O plenário do Tribunal Regional Eleitoral do Rio Grande do Norte (TRE-RN) decidiu por unanimidade manter a cassação dos mandatos da prefeita de Maxaranguape, Maria Erenir Freitas de Lima, conhecida como Professora Nira, e do vice-prefeito Evanio Pedro do Nascimento, por abuso de poder político e econômico durante as eleições municipais de 2024.
A decisão confirma a sentença proferida em primeira instância em agosto de 2025, quando a Justiça Eleitoral já havia determinado a perda dos mandatos da chapa eleita. Ainda cabe recurso, e, enquanto o processo não transita em julgado, a prefeita permanece no cargo.
Em nota, Professora Nira afirmou que recebeu a decisão “com serenidade e respeito” e informou que pretende recorrer ao Tribunal Superior Eleitoral (TSE). Segundo a gestora, a expectativa é de que as instâncias superiores analisem o caso de forma completa.
“A prefeita aguarda com tranquilidade que todas as instâncias superiores possam analisar integralmente os fatos e garantir o cumprimento do devido processo legal, confiante de que a verdade prevalecerá”, diz o comunicado.
A chapa liderada por Nira venceu as eleições de 2024 com 59,22% dos votos válidos no município.
O julgamento no plenário teve como relator o juiz Marcello Rocha, que apresentou voto pela manutenção da cassação. O entendimento foi acompanhado por todos os demais integrantes da Corte.
De acordo com o relator, o próprio tribunal já havia identificado indícios concretos de abuso de poder econômico ao analisar anteriormente um mandado de segurança relacionado ao processo.
A sentença apontou que materiais de construção, como tijolos, telhas e cimento, teriam sido distribuídos a eleitores em situação de vulnerabilidade em troca de apoio político. Entre as provas consideradas no processo estão vídeos, perícia em telefone celular, mensagens e depoimentos de testemunhas. Conforme a decisão, o esquema teria movimentado mais de R$ 31 mil.
Sanções mantidas
Com a confirmação da decisão de primeiro grau, permanecem válidas as penalidades impostas pela Justiça Eleitoral, incluindo a cassação dos diplomas da prefeita e do vice-prefeito.

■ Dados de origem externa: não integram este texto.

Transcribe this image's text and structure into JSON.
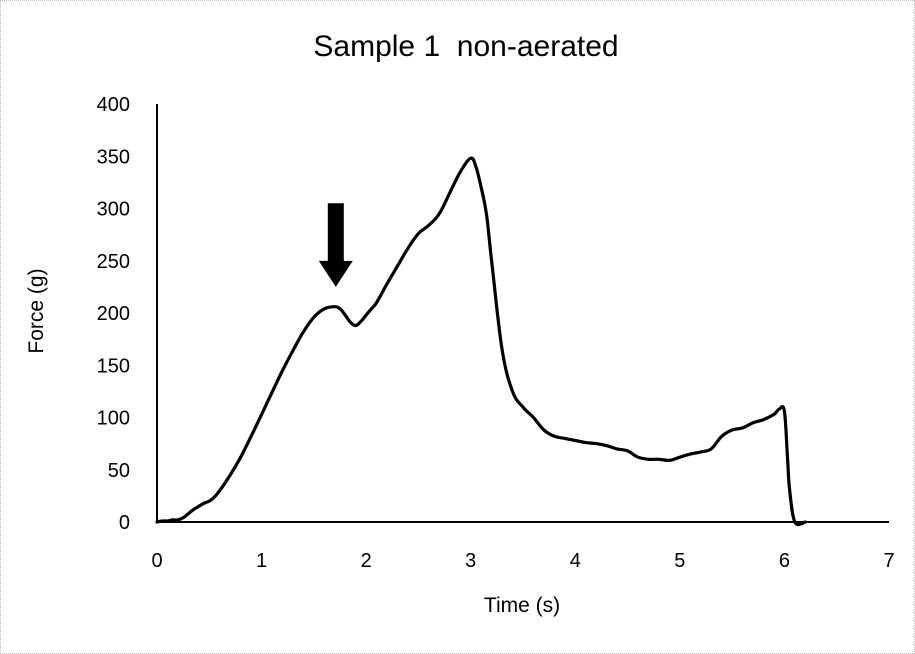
{
  "chart_data": {
    "type": "line",
    "title": "Sample 1  non-aerated",
    "xlabel": "Time (s)",
    "ylabel": "Force (g)",
    "xlim": [
      0,
      7
    ],
    "ylim": [
      0,
      400
    ],
    "xticks": [
      "0",
      "1",
      "2",
      "3",
      "4",
      "5",
      "6",
      "7"
    ],
    "yticks": [
      "0",
      "50",
      "100",
      "150",
      "200",
      "250",
      "300",
      "350",
      "400"
    ],
    "grid": false,
    "legend": "none",
    "line_color": "#000000",
    "annotation": {
      "type": "down-arrow",
      "x": 1.71,
      "y_from": 305,
      "y_to": 225
    },
    "series": [
      {
        "x": [
          0,
          0.05,
          0.1,
          0.15,
          0.2,
          0.25,
          0.3,
          0.35,
          0.4,
          0.45,
          0.5,
          0.55,
          0.6,
          0.7,
          0.8,
          0.9,
          1.0,
          1.1,
          1.2,
          1.3,
          1.4,
          1.5,
          1.6,
          1.7,
          1.75,
          1.8,
          1.85,
          1.9,
          1.95,
          2.0,
          2.05,
          2.1,
          2.2,
          2.3,
          2.4,
          2.5,
          2.6,
          2.7,
          2.8,
          2.9,
          3.0,
          3.05,
          3.1,
          3.15,
          3.2,
          3.3,
          3.4,
          3.5,
          3.6,
          3.7,
          3.8,
          3.9,
          4.0,
          4.1,
          4.2,
          4.3,
          4.4,
          4.5,
          4.6,
          4.7,
          4.75,
          4.8,
          4.9,
          5.0,
          5.1,
          5.2,
          5.3,
          5.4,
          5.5,
          5.6,
          5.7,
          5.8,
          5.9,
          5.95,
          6.0,
          6.03,
          6.05,
          6.1,
          6.2
        ],
        "y": [
          0,
          1,
          1,
          2,
          2,
          4,
          8,
          12,
          15,
          18,
          20,
          24,
          30,
          45,
          62,
          82,
          103,
          124,
          145,
          164,
          182,
          196,
          204,
          206,
          204,
          198,
          191,
          188,
          192,
          198,
          204,
          210,
          228,
          245,
          262,
          276,
          284,
          295,
          315,
          335,
          348,
          340,
          320,
          295,
          250,
          165,
          125,
          110,
          100,
          88,
          82,
          80,
          78,
          76,
          75,
          73,
          70,
          68,
          62,
          60,
          60,
          60,
          59,
          62,
          65,
          67,
          70,
          82,
          88,
          90,
          95,
          98,
          103,
          108,
          106,
          60,
          30,
          0,
          0
        ]
      }
    ]
  }
}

Além disso, foi determinada a inelegibilidade por oito anos de Maria Erenir Freitas de Lima, Evanio Pedro do Nascimento, do suplente de vereador Ronialdo Câmara da Silva e do chefe de gabinete da prefeitura.
A decisão também estabelece que, após o esgotamento dos recursos e o trânsito em julgado do processo, a Justiça Eleitoral deverá adotar as medidas necessárias para a realização de novas eleições no município de Maxaranguape.
Veja nota completa da Professora Nira
“A prefeita de Maxaranguape, Professora Nira, eleita com 5.325 votos (59,22% dos votos válidos), manifesta-se com serenidade e respeito diante da decisão de segunda instância proferida nesta quinta-feira, 12. A gestora esclarece que a decisão comporta recurso ao Tribunal Superior Eleitoral (TSE) e reafirma sua confiança plena na Justiça brasileira. A prefeita aguarda com tranquilidade que todas as instâncias superiores possam analisar integralmente os fatos e garantir o cumprimento do devido processo legal, confiante de que a verdade prevalecerá.
Durante toda sua trajetória pública, a prefeita sempre pautou sua conduta pela transparência, pela legalidade e pelo compromisso inabalável com o povo de Maxaranguape. Os avanços conquistados pelo município nas áreas de educação, saúde, infraestrutura e gestão pública são fruto de um trabalho sério, dedicado e voltado ao bem-estar da população. A gestora permanece à disposição da Justiça e mantém sua convicção de que os direitos do povo maxaranguapense, que a escolheu de forma legítima nas urnas, serão respeitados.
A prefeita Nira reforça seu compromisso com Maxaranguape e com a democracia, mantendo-se firme na defesa da vontade popular expressa nas eleições. A gestora seguirá utilizando todos os recursos legais cabíveis para garantir que a soberania do voto e a legitimidade do mandato conferido pelo povo sejam preservados. A confiança na Justiça e no Estado Democrático de Direito permanece inabalável”.